What it also involves is the tendency of our opponents, and also takes into account our winning the hand and not just our showing down the best hand. So how much money our opponents may put in with a winning hand, how often they will fold a better hand, and all sorts of other considerations go into this.

So this all might seem complicated, and it certainly can be, but the first thing we want to focus on is the long term view of expected value. What this means is that we need to always look to act where we are looking to select the most profitable decisions in the long run.

So we definitely don't want to look at individual instances to shape our thinking, like for instance where we make a correct play but end up losing this particular hand doing it. By getting away from the overall probability of our play, we not only will allow ourselves to be upset, we will become confused as well.

So if you think you should have won the hand, and you are right, then all you should be doing is patting yourself on the back and being thankful that you have outplayed your opponent. This is because you have expected value on your side, and over time, expected value always cashes itself in.

So therefore the starting point to making expected value a cornerstone of your game is to first make sure that you are focusing on it.

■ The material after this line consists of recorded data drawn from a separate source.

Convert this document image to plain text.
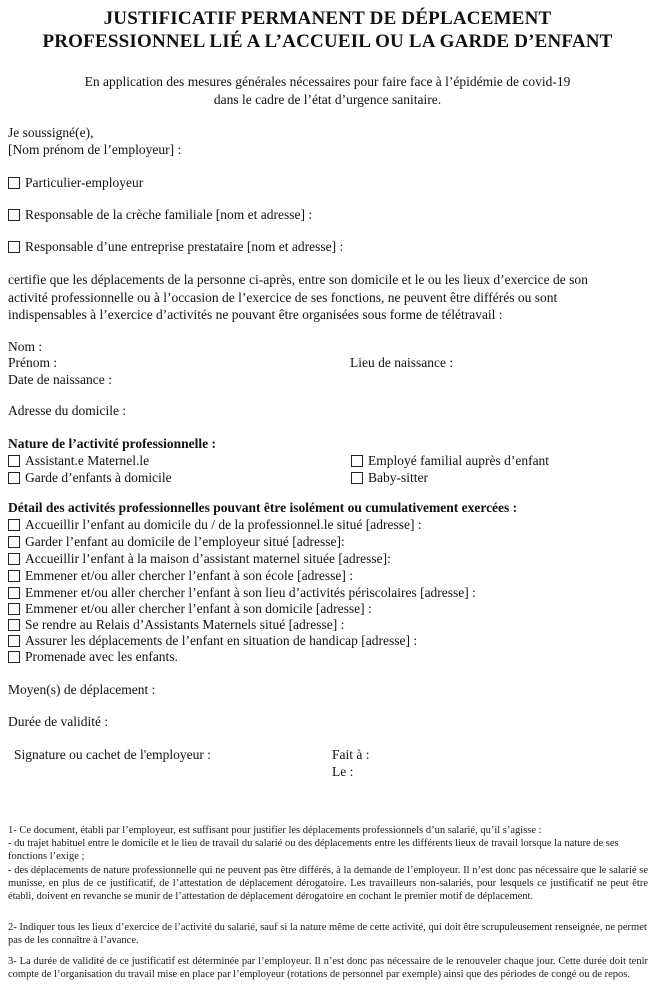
JUSTIFICATIF PERMANENT DE DÉPLACEMENT
PROFESSIONNEL LIÉ A L’ACCUEIL OU LA GARDE D’ENFANT
En application des mesures générales nécessaires pour faire face à l’épidémie de covid-19
dans le cadre de l’état d’urgence sanitaire.
Je soussigné(e),
[Nom prénom de l’employeur] :
Particulier-employeur
Responsable de la crèche familiale [nom et adresse] :
Responsable d’une entreprise prestataire [nom et adresse] :
certifie que les déplacements de la personne ci-après, entre son domicile et le ou les lieux d’exercice de son
activité professionnelle ou à l’occasion de l’exercice de ses fonctions, ne peuvent être différés ou sont
indispensables à l’exercice d’activités ne pouvant être organisées sous forme de télétravail :
Nom :
Prénom :	Lieu de naissance :
Date de naissance :
Adresse du domicile :
Nature de l’activité professionnelle :
Assistant.e Maternel.le
Garde d’enfants à domicile
Employé familial auprès d’enfant
Baby-sitter
Détail des activités professionnelles pouvant être isolément ou cumulativement exercées :
Accueillir l’enfant au domicile du / de la professionnel.le situé [adresse] :
Garder l’enfant au domicile de l’employeur situé [adresse]:
Accueillir l’enfant à la maison d’assistant maternel située [adresse]:
Emmener et/ou aller chercher l’enfant à son école [adresse] :
Emmener et/ou aller chercher l’enfant à son lieu d’activités périscolaires [adresse] :
Emmener et/ou aller chercher l’enfant à son domicile [adresse] :
Se rendre au Relais d’Assistants Maternels situé [adresse] :
Assurer les déplacements de l’enfant en situation de handicap [adresse] :
Promenade avec les enfants.
Moyen(s) de déplacement :
Durée de validité :
Signature ou cachet de l'employeur :	Fait à :
Le :
1- Ce document, établi par l’employeur, est suffisant pour justifier les déplacements professionnels d’un salarié, qu’il s’agisse :
- du trajet habituel entre le domicile et le lieu de travail du salarié ou des déplacements entre les différents lieux de travail lorsque la nature de ses fonctions l’exige ;
- des déplacements de nature professionnelle qui ne peuvent pas être différés, à la demande de l’employeur. Il n’est donc pas nécessaire que le salarié se munisse, en plus de ce justificatif, de l’attestation de déplacement dérogatoire. Les travailleurs non-salariés, pour lesquels ce justificatif ne peut être établi, doivent en revanche se munir de l’attestation de déplacement dérogatoire en cochant le premier motif de déplacement.
2- Indiquer tous les lieux d’exercice de l’activité du salarié, sauf si la nature même de cette activité, qui doit être scrupuleusement renseignée, ne permet pas de les connaître à l’avance.
3- La durée de validité de ce justificatif est déterminée par l’employeur. Il n’est donc pas nécessaire de le renouveler chaque jour. Cette durée doit tenir compte de l’organisation du travail mise en place par l’employeur (rotations de personnel par exemple) ainsi que des périodes de congé ou de repos.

If you know an opponent will fold most of the time for instance, and he or she doesn't fold this time, it still is the profitable move, and over 100 times that you do this, you will make more money than you lose. In other words, the move has a positive expected value.

So as you run with this concept, it will now only be a matter of getting better at figuring out when you have a positive expected value, and once you get a better idea of that, you can take it a step further and look for the move that has the highest expected value, and folding when your expected value is negative.

In doing so, you will be using all of the tools of poker, including both poker odds and reading your opponents. When you can do both well and project this forward over many hands, you will be well on your way to achieving your goal of being a very good player.